Al-Sanouri I, Dikin M, Soubani AO: Critical care aspects of alcohol abuse. South Med J 2005 Mar; 98(3): 372-81

Kaineg, Brian. Wernicke's Encephalopathy. N Engl J Med. 2005 May 12;352(19):e18.

http://www.jacksonville.com/tu-online/stories/072407/met_186496616.shtml

Leung R, Puy R, Czarny D. Thiamine anaphylaxis. Med J Aust 1993;159(5):355.
 
I'd be interested in debating this later because I have a test in a few hours, but ...

There is no way that not giving thiamine prehospitally is outside of standard of care. You saying that is so completely out of left field I think you need to reexamine how many systems actually carry thiamine.

D50 is given so frequently without complications I think if Wernickies does exist, it classifies as a extremely rare event that does not justify the cost of treating EVERY hypoglycemic patient with B1. Also, remember we are taking about the emergency treatment of hypoglycemia.

EMS is not about hunting Zebras, it is about finding and treating common reversible emergency life threating conditions. In EMS we don't give medications for Zebras and that is what I believe you are arguing for.

I'll do more research later, but I appreciate the dissenting view.

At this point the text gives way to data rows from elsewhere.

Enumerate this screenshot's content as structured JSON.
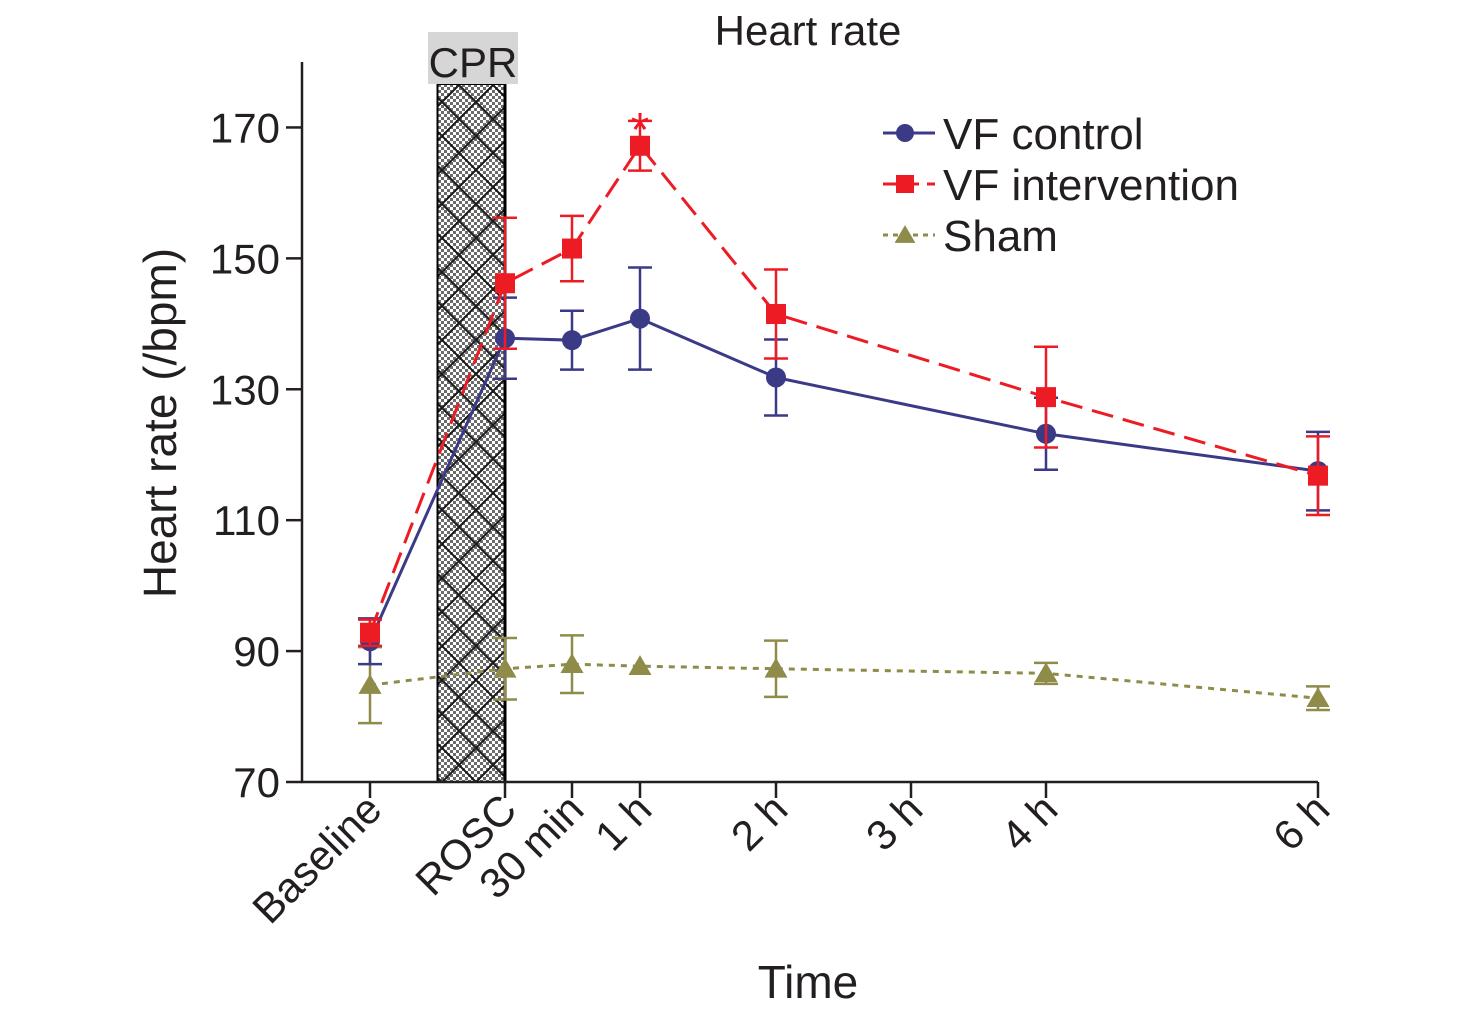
{
  "chart_data": {
    "type": "line",
    "title": "Heart rate",
    "xlabel": "Time",
    "ylabel": "Heart rate (/bpm)",
    "ylim": [
      70,
      180
    ],
    "yticks": [
      70,
      90,
      110,
      130,
      150,
      170
    ],
    "categories": [
      "Baseline",
      "ROSC",
      "30 min",
      "1 h",
      "2 h",
      "3 h",
      "4 h",
      "6 h"
    ],
    "x_hours": [
      -0.5,
      0,
      0.5,
      1,
      2,
      3,
      4,
      6
    ],
    "shaded_band": {
      "label": "CPR",
      "x_start": -0.25,
      "x_end": 0
    },
    "legend_position": "top-right",
    "grid": false,
    "series": [
      {
        "name": "VF control",
        "color": "#3b3a87",
        "marker": "circle",
        "line_style": "solid",
        "x": [
          -0.5,
          0,
          0.5,
          1,
          2,
          4,
          6
        ],
        "y": [
          91.5,
          137.8,
          137.5,
          140.8,
          131.8,
          123.2,
          117.5
        ],
        "err": [
          3.5,
          6.2,
          4.5,
          7.8,
          5.8,
          5.5,
          6.0
        ]
      },
      {
        "name": "VF intervention",
        "color": "#ed1c24",
        "marker": "square",
        "line_style": "dashed",
        "x": [
          -0.5,
          0,
          0.5,
          1,
          2,
          4,
          6
        ],
        "y": [
          92.8,
          146.2,
          151.5,
          167.2,
          141.5,
          128.8,
          116.8
        ],
        "err": [
          2.0,
          10.0,
          5.0,
          3.8,
          6.8,
          7.7,
          6.0
        ]
      },
      {
        "name": "Sham",
        "color": "#8f8c4a",
        "marker": "triangle",
        "line_style": "dotted",
        "x": [
          -0.5,
          0,
          0.5,
          1,
          2,
          4,
          6
        ],
        "y": [
          84.8,
          87.3,
          88.0,
          87.7,
          87.3,
          86.6,
          82.8
        ],
        "err": [
          5.8,
          4.7,
          4.4,
          0,
          4.3,
          1.6,
          1.8
        ]
      }
    ],
    "annotations": [
      {
        "text": "*",
        "x": 1,
        "y": 170.5,
        "color": "#ed1c24"
      }
    ]
  }
}
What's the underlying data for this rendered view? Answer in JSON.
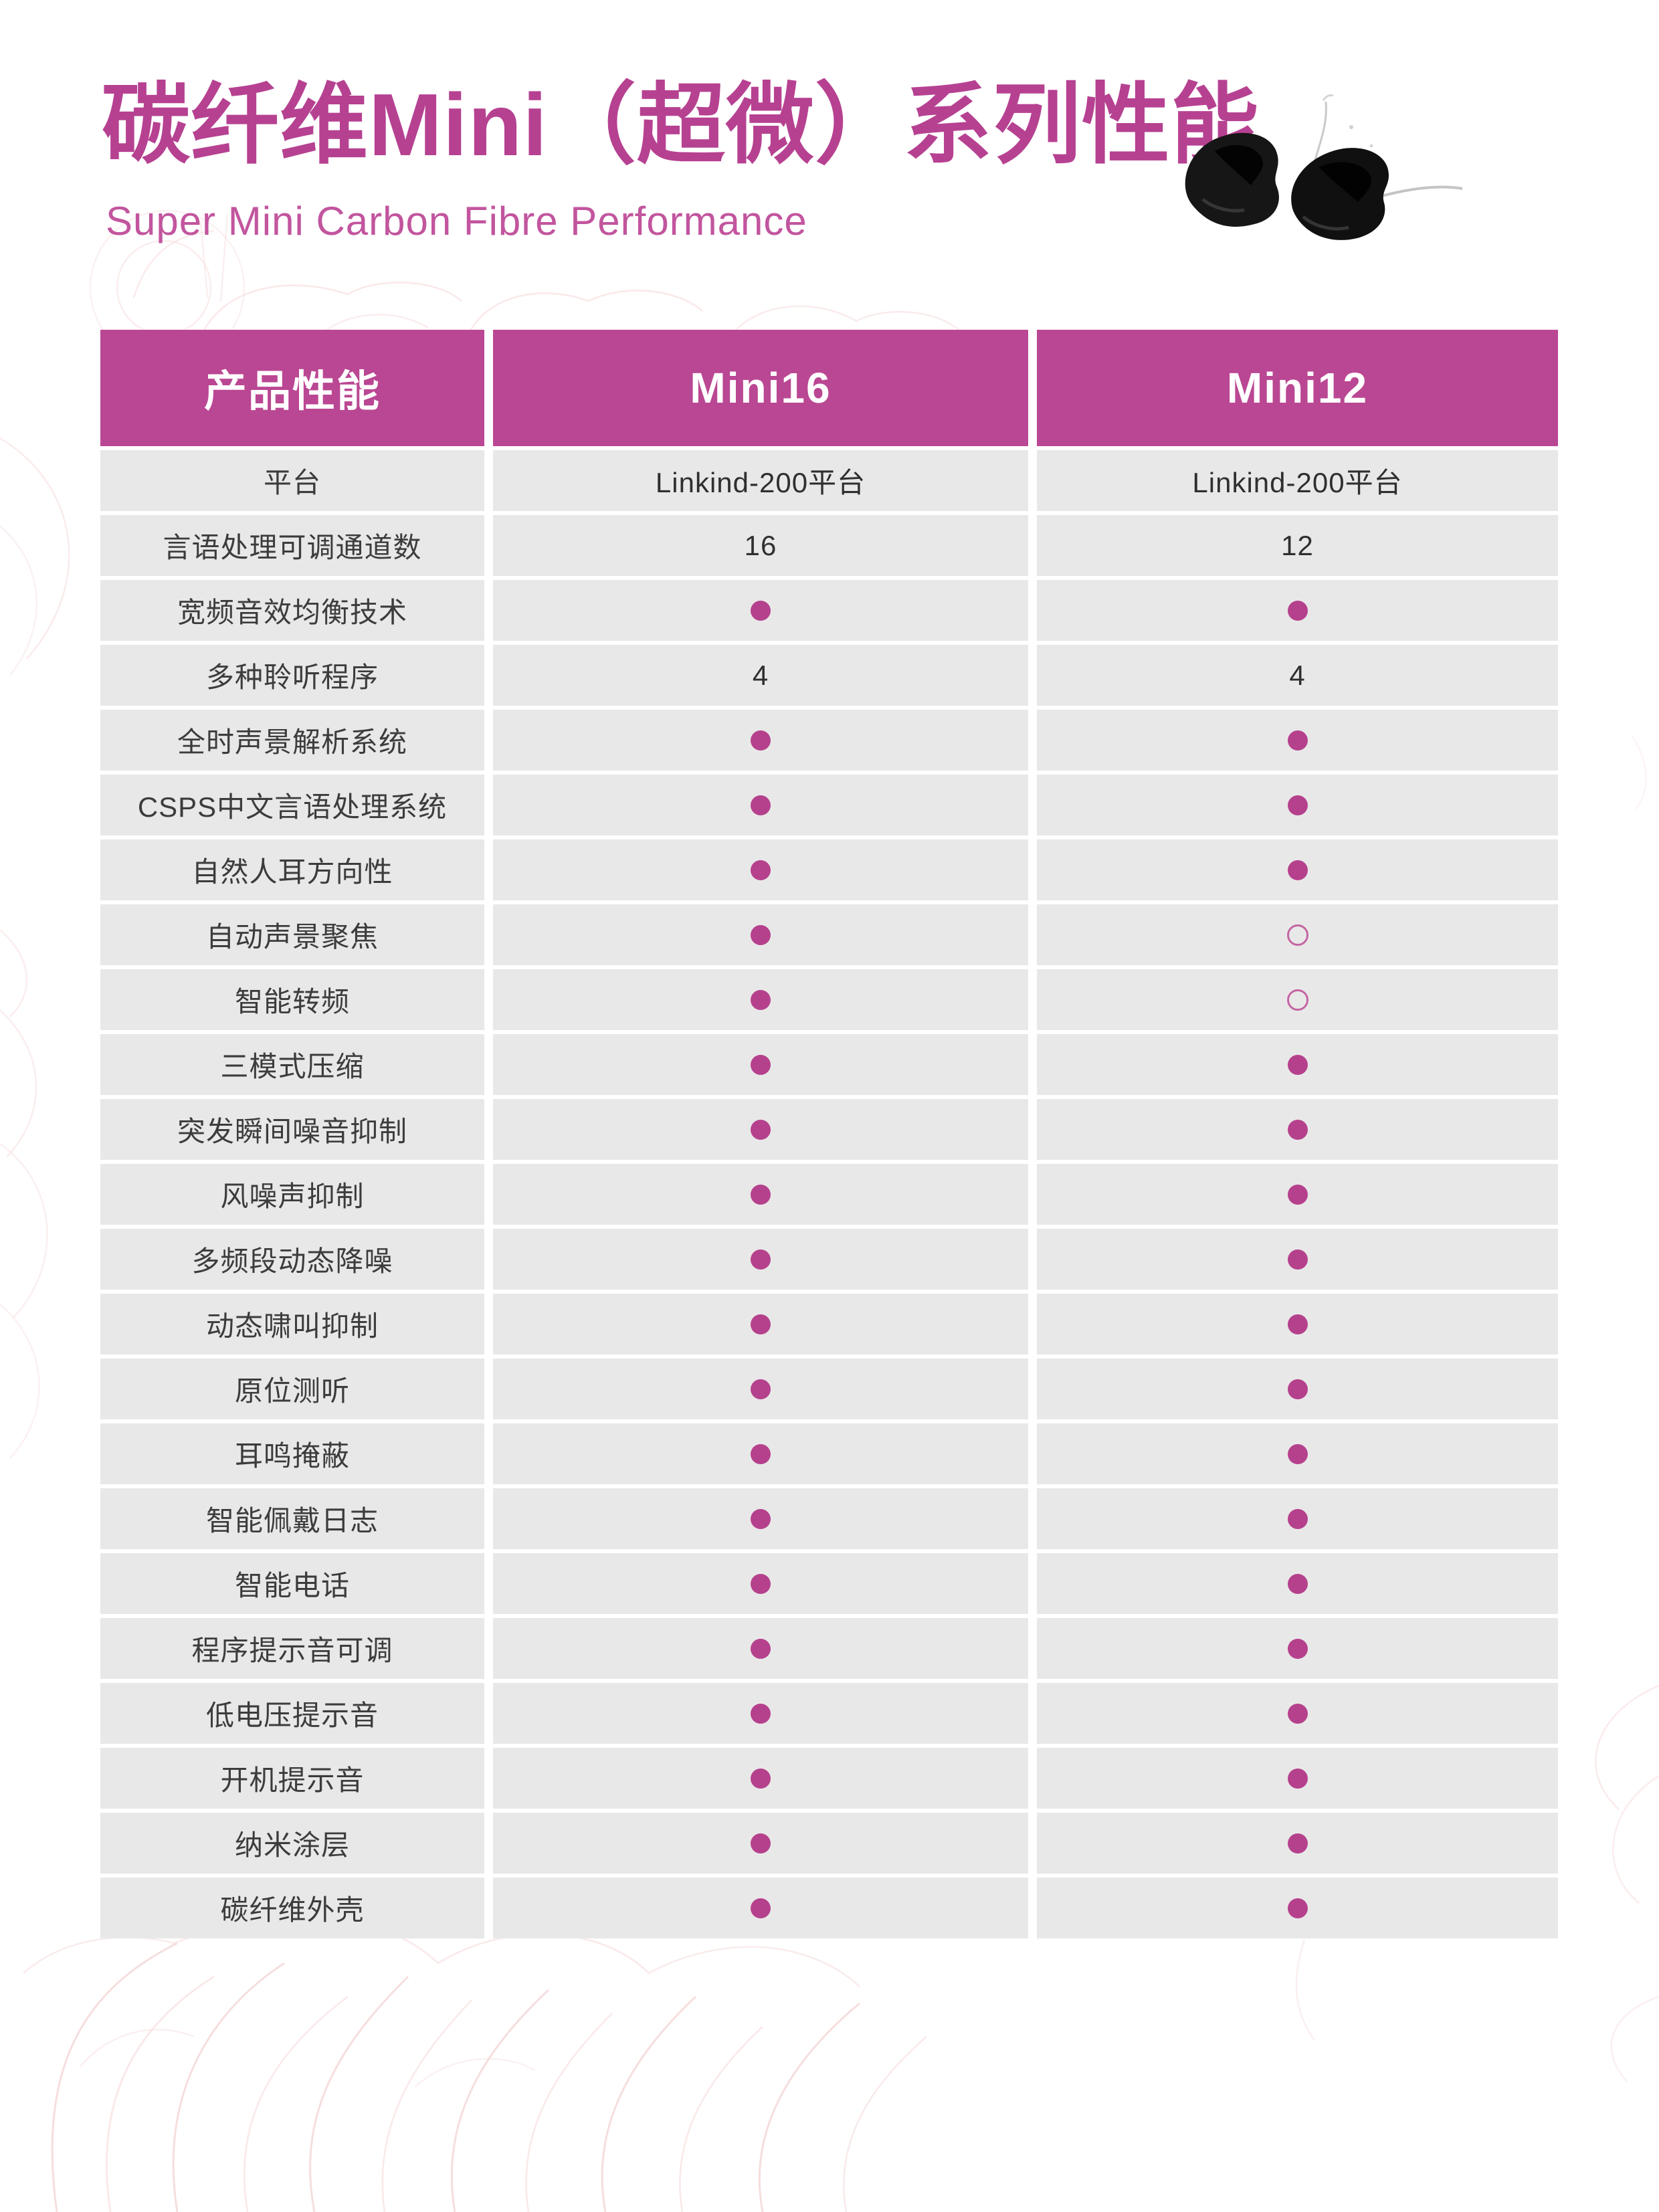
{
  "page": {
    "title": "碳纤维Mini（超微）系列性能",
    "subtitle": "Super Mini Carbon Fibre Performance"
  },
  "colors": {
    "accent_magenta": "#ba4793",
    "title_magenta": "#b64191",
    "subtitle_pink": "#c2559e",
    "row_background": "#e9e8e8",
    "dot_filled": "#b5418d",
    "dot_hollow_stroke": "#c466a4",
    "body_text": "#3c3c3c",
    "decor_pink": "#f5d7d7"
  },
  "icons": {
    "product_image": "hearing-aids-pair",
    "dot_filled": "filled-circle-feature-yes",
    "dot_hollow": "hollow-circle-feature-no"
  },
  "table": {
    "columns": [
      "产品性能",
      "Mini16",
      "Mini12"
    ],
    "rows": [
      {
        "label": "平台",
        "mini16": "Linkind-200平台",
        "mini12": "Linkind-200平台"
      },
      {
        "label": "言语处理可调通道数",
        "mini16": "16",
        "mini12": "12"
      },
      {
        "label": "宽频音效均衡技术",
        "mini16": "dot-filled",
        "mini12": "dot-filled"
      },
      {
        "label": "多种聆听程序",
        "mini16": "4",
        "mini12": "4"
      },
      {
        "label": "全时声景解析系统",
        "mini16": "dot-filled",
        "mini12": "dot-filled"
      },
      {
        "label": "CSPS中文言语处理系统",
        "mini16": "dot-filled",
        "mini12": "dot-filled"
      },
      {
        "label": "自然人耳方向性",
        "mini16": "dot-filled",
        "mini12": "dot-filled"
      },
      {
        "label": "自动声景聚焦",
        "mini16": "dot-filled",
        "mini12": "dot-hollow"
      },
      {
        "label": "智能转频",
        "mini16": "dot-filled",
        "mini12": "dot-hollow"
      },
      {
        "label": "三模式压缩",
        "mini16": "dot-filled",
        "mini12": "dot-filled"
      },
      {
        "label": "突发瞬间噪音抑制",
        "mini16": "dot-filled",
        "mini12": "dot-filled"
      },
      {
        "label": "风噪声抑制",
        "mini16": "dot-filled",
        "mini12": "dot-filled"
      },
      {
        "label": "多频段动态降噪",
        "mini16": "dot-filled",
        "mini12": "dot-filled"
      },
      {
        "label": "动态啸叫抑制",
        "mini16": "dot-filled",
        "mini12": "dot-filled"
      },
      {
        "label": "原位测听",
        "mini16": "dot-filled",
        "mini12": "dot-filled"
      },
      {
        "label": "耳鸣掩蔽",
        "mini16": "dot-filled",
        "mini12": "dot-filled"
      },
      {
        "label": "智能佩戴日志",
        "mini16": "dot-filled",
        "mini12": "dot-filled"
      },
      {
        "label": "智能电话",
        "mini16": "dot-filled",
        "mini12": "dot-filled"
      },
      {
        "label": "程序提示音可调",
        "mini16": "dot-filled",
        "mini12": "dot-filled"
      },
      {
        "label": "低电压提示音",
        "mini16": "dot-filled",
        "mini12": "dot-filled"
      },
      {
        "label": "开机提示音",
        "mini16": "dot-filled",
        "mini12": "dot-filled"
      },
      {
        "label": "纳米涂层",
        "mini16": "dot-filled",
        "mini12": "dot-filled"
      },
      {
        "label": "碳纤维外壳",
        "mini16": "dot-filled",
        "mini12": "dot-filled"
      }
    ]
  }
}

No one reading this board should feel that if they are an EMS provider, they are at any legal risk by not giving thiamine.
 
I don't believe that thiamine prior to glucose is the standard of care pre hospital and inside the doors it's something to be considered in certain populations ie. alcoholics. WC is reversible. Yes, if you let an unrecognized WC go for a long time without giving thiamine you could get burned. I still think that the effort and cost required to extend thiamine to EMS would be better spent elsewhere.
 
When presented with a patient with altered mental status of unkown etiology, thiamine before glucose administration is the standard of care all the textbooks I have perused. I urge you to check the resources cited in my above post if you doubt this. As well, it is the in-hospital standard of care in the Savannah area where I rode the squad for eight years, in the Augusta area where I rode the squad and attended medical school, and in the North East Tennessee area where I have been a resident.
It is -not- the prehospital standard of care. Thiamine is not expensive, but there is a drastic shortage of perenteral Thiamine nationwide. It is an orphan drug with too thin a profit marign for pharmaceutical companies to waste resources on production. (Kumar) Therefore, it is an unfortunate reality that ambulances cannot carry it on a routine basis. That does not mean it would not be a good idea, but I defer to my colleagues managing the day-to-day operation of an EM service in not stocking it on the ambulances.
I apologize for any confusion I may have caused. I can see how my comments may have been taken to mean that I was saying Thiamine before glucose was the prehospital standard of care. It is not. This is in part to the logistics issue mentioned above, and in part to the highly unlikely rapid onset of WE in the acute setting. As mentioned in the prior post, if caught within the first couple of hours, Wernicke’s pscyhosis can be reversed. However, Wernicke's Encephalopathy cannot be reversed once the anatomic changes visible on MRI have occurred.
By the way, I would call the abnormal hyperintensity of the mamillary bodies and periaqueductal gray matter scene in the NEJM article from 2005 as irrefutable evidence of WE. But I am a simple man who tends to take radiologic evidence of anatomic change in a textbook pattern as gospel. I suppose that is a limitation on my part. If you know of any article refuting the existance of WE, please post it here or forward it to me as a PM. This is an area of interest for me as a budding Behavioral Neurologist and I would appreciate the insight.
 
I remembered... I have seen a case of WKS. To me, that means its not a zebra.
 
Where would you recommend money be spent in place of thiamine? AFAIK it's a relatively cheap medication with a long shelf life.

Given that the incidence of WE is around 0.2% (depending on where you find your data), we'd probably get more public health bang for the buck if we fortified flour like Australia.